Hi I have a Belarus 560 tractor when I brought it was always slow to turn over so brought a new battery for it only to find out the starter motor is 24 volt and all the 24-volt stuff had been taken off it i can start it on 12 volt but it's slow to turn over.is there any 12-volt starter motor I could fit to it i have been told you can adapt other 12-volt starter motors to it.has anyone put a starter off something else .thank you


----------



## endrow (Dec 15, 2011)

Aplenty


----------



## Ox76 (Oct 22, 2018)

A competent motor/alternator/starter shop can rewire your current starter to be 12 volts but I wouldn't know if that would be cheaper or more expensive for you. I guess you'd have to make a few calls. If it were me I'd bite the bullet and get a reduction gear starter for it and forget about it for the next say......25 years or more.


----------



## Trillium Farm (Dec 18, 2014)

The electricals were the worse part of those tractors , but if maintained they seem to run forever and easy to repair in the field.

This is the main reason why they are so disliked every where, but the new ones are a lot lot better and on the used market they can be real bargoons because of that reputation which now I'm not so sure they deserve now.


----------



## Ox76 (Oct 22, 2018)

Kind of like Zetor tractors. They make, or made, tractors for John Deere that I know of for sure. Lots of folks buying the medium size John Deere machines and think they're getting an actual John Deere would be surprised to find out they just paid premium for a Zetor! Funny stuff.

I have a Zetor 5211. Great little economical, heavy grunt of a machine. No regrets.

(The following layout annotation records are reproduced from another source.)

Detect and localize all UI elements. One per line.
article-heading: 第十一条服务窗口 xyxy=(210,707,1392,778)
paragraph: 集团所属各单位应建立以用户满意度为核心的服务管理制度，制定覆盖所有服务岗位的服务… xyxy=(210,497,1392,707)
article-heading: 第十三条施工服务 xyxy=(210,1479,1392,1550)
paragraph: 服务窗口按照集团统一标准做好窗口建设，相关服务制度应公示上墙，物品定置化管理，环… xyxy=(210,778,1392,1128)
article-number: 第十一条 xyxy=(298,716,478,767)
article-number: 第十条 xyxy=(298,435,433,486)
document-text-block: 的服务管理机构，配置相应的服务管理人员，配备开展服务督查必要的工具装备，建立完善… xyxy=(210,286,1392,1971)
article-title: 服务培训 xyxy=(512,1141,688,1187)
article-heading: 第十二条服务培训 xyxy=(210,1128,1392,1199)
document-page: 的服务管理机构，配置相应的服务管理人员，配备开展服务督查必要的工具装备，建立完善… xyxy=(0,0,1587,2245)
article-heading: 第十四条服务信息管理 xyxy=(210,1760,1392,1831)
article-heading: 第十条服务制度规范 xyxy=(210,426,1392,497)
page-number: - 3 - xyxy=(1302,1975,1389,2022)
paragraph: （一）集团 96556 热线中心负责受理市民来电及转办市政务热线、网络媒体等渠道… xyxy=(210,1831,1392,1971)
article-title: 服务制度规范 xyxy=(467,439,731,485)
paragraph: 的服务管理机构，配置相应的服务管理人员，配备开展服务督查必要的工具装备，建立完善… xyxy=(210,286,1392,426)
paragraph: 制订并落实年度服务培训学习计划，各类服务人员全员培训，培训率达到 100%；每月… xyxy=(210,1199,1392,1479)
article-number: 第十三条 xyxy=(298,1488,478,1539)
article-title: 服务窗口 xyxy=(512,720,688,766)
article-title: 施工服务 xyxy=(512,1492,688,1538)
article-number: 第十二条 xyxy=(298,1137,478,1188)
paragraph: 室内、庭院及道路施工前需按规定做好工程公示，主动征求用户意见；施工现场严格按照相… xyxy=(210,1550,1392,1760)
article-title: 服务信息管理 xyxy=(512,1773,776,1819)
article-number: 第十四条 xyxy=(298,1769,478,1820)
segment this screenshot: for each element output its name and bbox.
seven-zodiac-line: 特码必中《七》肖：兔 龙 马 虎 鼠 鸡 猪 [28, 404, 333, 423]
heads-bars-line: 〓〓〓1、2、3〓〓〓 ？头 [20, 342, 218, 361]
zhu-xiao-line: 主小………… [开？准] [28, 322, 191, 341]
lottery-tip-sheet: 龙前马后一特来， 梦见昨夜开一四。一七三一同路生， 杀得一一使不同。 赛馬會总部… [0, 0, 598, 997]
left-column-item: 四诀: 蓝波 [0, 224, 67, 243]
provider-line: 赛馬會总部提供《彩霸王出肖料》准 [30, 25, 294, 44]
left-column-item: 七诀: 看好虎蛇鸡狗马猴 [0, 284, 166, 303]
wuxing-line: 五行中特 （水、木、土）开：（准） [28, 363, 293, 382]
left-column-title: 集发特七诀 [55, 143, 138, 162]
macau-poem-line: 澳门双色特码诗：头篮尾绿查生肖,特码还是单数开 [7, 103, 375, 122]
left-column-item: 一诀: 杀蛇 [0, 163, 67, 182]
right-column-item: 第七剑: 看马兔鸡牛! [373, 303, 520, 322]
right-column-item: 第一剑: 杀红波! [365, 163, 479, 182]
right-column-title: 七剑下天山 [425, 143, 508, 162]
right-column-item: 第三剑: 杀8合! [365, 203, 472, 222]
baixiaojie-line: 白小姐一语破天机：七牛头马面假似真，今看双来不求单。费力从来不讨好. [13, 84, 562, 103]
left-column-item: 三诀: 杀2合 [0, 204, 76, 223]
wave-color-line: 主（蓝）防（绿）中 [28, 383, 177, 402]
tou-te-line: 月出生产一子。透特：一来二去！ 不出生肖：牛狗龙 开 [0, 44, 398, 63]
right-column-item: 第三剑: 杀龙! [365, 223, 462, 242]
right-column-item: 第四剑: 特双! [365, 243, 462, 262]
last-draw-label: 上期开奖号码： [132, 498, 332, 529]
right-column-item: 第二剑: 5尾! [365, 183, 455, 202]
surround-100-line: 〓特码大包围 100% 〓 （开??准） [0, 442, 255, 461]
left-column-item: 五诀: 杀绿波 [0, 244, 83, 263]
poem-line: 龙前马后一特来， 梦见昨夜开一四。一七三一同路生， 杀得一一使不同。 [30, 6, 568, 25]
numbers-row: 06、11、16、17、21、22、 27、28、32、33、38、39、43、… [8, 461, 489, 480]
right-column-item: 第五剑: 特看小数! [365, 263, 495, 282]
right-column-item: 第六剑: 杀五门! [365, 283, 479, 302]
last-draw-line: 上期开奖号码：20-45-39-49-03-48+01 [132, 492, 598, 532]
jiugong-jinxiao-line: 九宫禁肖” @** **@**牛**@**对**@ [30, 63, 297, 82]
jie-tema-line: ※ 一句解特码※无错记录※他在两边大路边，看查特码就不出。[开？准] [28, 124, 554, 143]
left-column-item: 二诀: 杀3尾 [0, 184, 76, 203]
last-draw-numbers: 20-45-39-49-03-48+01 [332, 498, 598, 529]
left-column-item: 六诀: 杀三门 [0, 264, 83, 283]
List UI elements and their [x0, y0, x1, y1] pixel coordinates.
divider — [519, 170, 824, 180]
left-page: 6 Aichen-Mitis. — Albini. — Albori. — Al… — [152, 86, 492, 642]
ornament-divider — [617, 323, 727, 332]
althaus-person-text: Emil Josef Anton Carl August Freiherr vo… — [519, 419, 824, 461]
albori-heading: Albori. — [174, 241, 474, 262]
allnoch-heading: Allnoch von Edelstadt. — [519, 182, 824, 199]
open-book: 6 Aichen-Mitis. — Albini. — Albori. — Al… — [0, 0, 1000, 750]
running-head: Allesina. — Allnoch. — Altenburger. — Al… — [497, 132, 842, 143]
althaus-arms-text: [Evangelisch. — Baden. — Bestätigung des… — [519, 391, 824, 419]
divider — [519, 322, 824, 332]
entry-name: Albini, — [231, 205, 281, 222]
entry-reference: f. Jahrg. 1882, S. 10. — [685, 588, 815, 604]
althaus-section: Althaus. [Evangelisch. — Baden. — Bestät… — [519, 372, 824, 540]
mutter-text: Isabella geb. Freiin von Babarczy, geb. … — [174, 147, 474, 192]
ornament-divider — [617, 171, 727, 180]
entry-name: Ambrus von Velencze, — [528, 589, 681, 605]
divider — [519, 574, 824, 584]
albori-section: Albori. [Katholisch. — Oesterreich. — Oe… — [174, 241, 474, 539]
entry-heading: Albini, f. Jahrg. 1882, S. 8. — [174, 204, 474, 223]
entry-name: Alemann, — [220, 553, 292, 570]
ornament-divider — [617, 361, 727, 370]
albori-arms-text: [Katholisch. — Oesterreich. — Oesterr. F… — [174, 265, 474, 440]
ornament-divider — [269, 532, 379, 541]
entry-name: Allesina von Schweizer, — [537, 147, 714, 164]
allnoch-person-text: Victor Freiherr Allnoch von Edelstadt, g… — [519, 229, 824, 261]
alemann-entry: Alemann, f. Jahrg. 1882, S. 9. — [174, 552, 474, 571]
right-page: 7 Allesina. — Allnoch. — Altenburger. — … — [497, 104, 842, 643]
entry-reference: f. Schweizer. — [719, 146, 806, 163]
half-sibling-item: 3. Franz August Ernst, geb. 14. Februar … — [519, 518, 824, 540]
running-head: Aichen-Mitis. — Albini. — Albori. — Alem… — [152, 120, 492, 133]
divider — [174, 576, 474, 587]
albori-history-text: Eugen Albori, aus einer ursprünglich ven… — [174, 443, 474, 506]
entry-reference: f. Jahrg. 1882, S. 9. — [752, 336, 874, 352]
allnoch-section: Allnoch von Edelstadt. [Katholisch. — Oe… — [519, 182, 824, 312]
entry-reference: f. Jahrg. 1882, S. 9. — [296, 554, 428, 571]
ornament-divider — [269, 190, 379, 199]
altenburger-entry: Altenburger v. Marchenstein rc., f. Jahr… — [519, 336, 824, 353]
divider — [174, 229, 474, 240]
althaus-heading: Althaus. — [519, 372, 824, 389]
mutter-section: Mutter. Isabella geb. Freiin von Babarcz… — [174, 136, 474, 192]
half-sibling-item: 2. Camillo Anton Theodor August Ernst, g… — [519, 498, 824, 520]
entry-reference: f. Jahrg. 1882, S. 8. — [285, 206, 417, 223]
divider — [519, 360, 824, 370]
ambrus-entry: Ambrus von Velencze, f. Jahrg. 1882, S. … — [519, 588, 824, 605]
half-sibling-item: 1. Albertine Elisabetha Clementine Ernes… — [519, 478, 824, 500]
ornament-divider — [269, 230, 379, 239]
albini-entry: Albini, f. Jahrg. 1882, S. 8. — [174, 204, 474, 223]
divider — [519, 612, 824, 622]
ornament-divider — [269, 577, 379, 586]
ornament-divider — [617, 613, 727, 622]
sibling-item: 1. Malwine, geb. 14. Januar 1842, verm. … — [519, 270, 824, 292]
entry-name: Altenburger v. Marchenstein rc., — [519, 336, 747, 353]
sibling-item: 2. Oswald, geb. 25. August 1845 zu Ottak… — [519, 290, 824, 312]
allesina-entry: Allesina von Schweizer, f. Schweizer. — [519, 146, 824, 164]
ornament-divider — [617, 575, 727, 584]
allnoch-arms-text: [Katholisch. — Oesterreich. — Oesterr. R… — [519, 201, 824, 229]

It'll put out 50 hp at around 2.5 gallons per hour. Strange way of doing the live PTO with a hand clutch, but works great, and using this feature actually disengages the hydraulic pump (which runs in gear oil!) for cold starts. Makes a huge difference in cold starting.


----------



## Farmer680 (Dec 8, 2013)

Hi the Belarus is extremely reliable once it's running but just getting it to turn over fast enough is the problem


----------



## Farmer680 (Dec 8, 2013)

Whats a reduction geared starter


----------



## Farmer680 (Dec 8, 2013)

endrow said:


> Aplenty


thank you much appreciated


----------



## bool (Mar 14, 2016)

Farmer680 said:


> Whats a reduction geared starter


A starter motor with a reduction gear in it. Electric motor spins faster. Grunty, reliable. Expensive but you get what you pay for,

Roger


----------



## mlappin (Jun 25, 2009)

Gear reduction starter made all the difference in how our 1600 Oliver starts, old indirect injection engine weren't fond of the cold.


----------



## Ox76 (Oct 22, 2018)

mlappin said:


> Gear reduction starter made all the difference in how our 1600 Oliver starts, old indirect injection engine weren't fond of the cold.


You said a mouthful there. I've got a 1964 Oliver 1600 industrial with Parsons loader and backhoe, and of course she's the indirect injection 265 Waukesha. I rebuilt it years ago and it's only got maybe 500 hours on it since and it helped with the starting, but still don't like much below 25 F or so. Cold weather is not our friend. But efficiency is! And the ability to burn sub-par fuels is in our wheelhouse too, if needed. I need to get the gear reduction starter one of these days....I had the original one rebuilt.


----------